Mrs Tiz's parents are both in hospital again. I mentioned above about Mum going in on the Sunday; she was out on Monday but fell again almost immediately and was once again rescued by the emergency services and hauled off to hospital. Dad then became unwell and couldn't get out of bed and ended up also being taken to hospital in an ambulance. He's expected to come home this evening but she's staying in until some tests have been done on her heart.

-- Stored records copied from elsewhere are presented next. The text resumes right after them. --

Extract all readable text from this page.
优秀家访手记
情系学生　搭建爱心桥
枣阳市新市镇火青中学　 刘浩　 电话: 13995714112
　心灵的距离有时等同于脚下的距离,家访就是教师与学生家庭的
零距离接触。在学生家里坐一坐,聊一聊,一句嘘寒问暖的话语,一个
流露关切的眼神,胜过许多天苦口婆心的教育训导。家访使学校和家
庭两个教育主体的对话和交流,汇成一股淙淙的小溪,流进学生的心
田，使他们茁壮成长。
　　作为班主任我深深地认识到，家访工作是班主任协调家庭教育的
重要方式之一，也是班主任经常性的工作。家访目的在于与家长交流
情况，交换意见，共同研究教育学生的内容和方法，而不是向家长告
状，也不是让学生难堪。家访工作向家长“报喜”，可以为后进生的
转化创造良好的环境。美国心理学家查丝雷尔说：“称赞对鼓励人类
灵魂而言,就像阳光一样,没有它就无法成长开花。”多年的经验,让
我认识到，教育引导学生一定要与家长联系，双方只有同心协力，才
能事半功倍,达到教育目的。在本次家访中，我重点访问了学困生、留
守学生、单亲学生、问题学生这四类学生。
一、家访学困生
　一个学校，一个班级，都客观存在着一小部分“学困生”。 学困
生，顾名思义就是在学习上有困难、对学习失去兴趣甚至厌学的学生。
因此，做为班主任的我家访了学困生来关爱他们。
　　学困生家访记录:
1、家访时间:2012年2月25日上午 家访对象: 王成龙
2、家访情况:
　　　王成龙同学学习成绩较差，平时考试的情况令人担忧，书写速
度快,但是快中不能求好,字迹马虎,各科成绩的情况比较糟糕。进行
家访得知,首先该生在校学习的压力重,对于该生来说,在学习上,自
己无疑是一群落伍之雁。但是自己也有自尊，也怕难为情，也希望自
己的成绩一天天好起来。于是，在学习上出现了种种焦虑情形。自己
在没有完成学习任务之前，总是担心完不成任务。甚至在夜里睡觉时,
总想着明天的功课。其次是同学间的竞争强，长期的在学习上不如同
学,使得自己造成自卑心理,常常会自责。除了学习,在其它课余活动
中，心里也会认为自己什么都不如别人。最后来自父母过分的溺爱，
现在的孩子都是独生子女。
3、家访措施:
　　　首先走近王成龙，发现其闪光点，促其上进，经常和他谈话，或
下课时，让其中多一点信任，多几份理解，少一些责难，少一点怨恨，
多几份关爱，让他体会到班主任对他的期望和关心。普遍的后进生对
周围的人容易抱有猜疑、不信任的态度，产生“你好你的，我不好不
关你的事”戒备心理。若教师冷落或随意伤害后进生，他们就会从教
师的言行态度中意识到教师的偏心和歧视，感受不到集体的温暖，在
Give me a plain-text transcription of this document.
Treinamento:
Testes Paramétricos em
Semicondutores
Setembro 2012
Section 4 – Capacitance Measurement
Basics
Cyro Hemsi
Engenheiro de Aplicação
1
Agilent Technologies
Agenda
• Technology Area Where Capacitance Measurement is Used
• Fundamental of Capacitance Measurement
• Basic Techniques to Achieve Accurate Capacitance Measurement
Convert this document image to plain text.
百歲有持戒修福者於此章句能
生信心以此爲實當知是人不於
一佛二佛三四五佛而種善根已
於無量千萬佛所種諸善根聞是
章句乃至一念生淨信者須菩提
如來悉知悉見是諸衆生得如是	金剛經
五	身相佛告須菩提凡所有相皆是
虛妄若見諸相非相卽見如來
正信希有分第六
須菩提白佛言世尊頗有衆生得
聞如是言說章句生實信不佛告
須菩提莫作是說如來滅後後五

Yesterday I took my Dad to town to get his pension and some food from the supermarket but the town was gridlocked and we had to abandon the trip. Then found his central heating has failed and I couldn't get it sorted, so it means getting a plumber in. Next Wednesday I take Dad for his assessment with the GP to decide whether he can resume driving or not and also, on Monday, we take him for an optician's appointment for the same purpose. It's going to be difficult whichever way the decision goes. If he gets stopped from driving he's going to be very annoyed, but if he's allowed to continue we're going to be very worried. There's no doubt he could get into a car and drive it but the problem (which he won't accept exists) is the mental fuzziness and confusion - I can imagine him looking the wrong way when pulling out of a side road. I'm sure if you asked him he would tell you correctly, but I'm not confident he would always get it right now on the road. On Tuesday I take him to see an oncologist about deciding to have radiotherapy as a follow up to the operation last November and that could affect his abilities too, even if only temporary. I had to make a big fuss to get him the appointment this early, they were still going to leave it for weeks. I insisted that since we'd been told the purpose of the radiotherapy was to prevent any cancer cells spreading, it must be done at an early date or it would be too late. They grudgingly admitted that was true.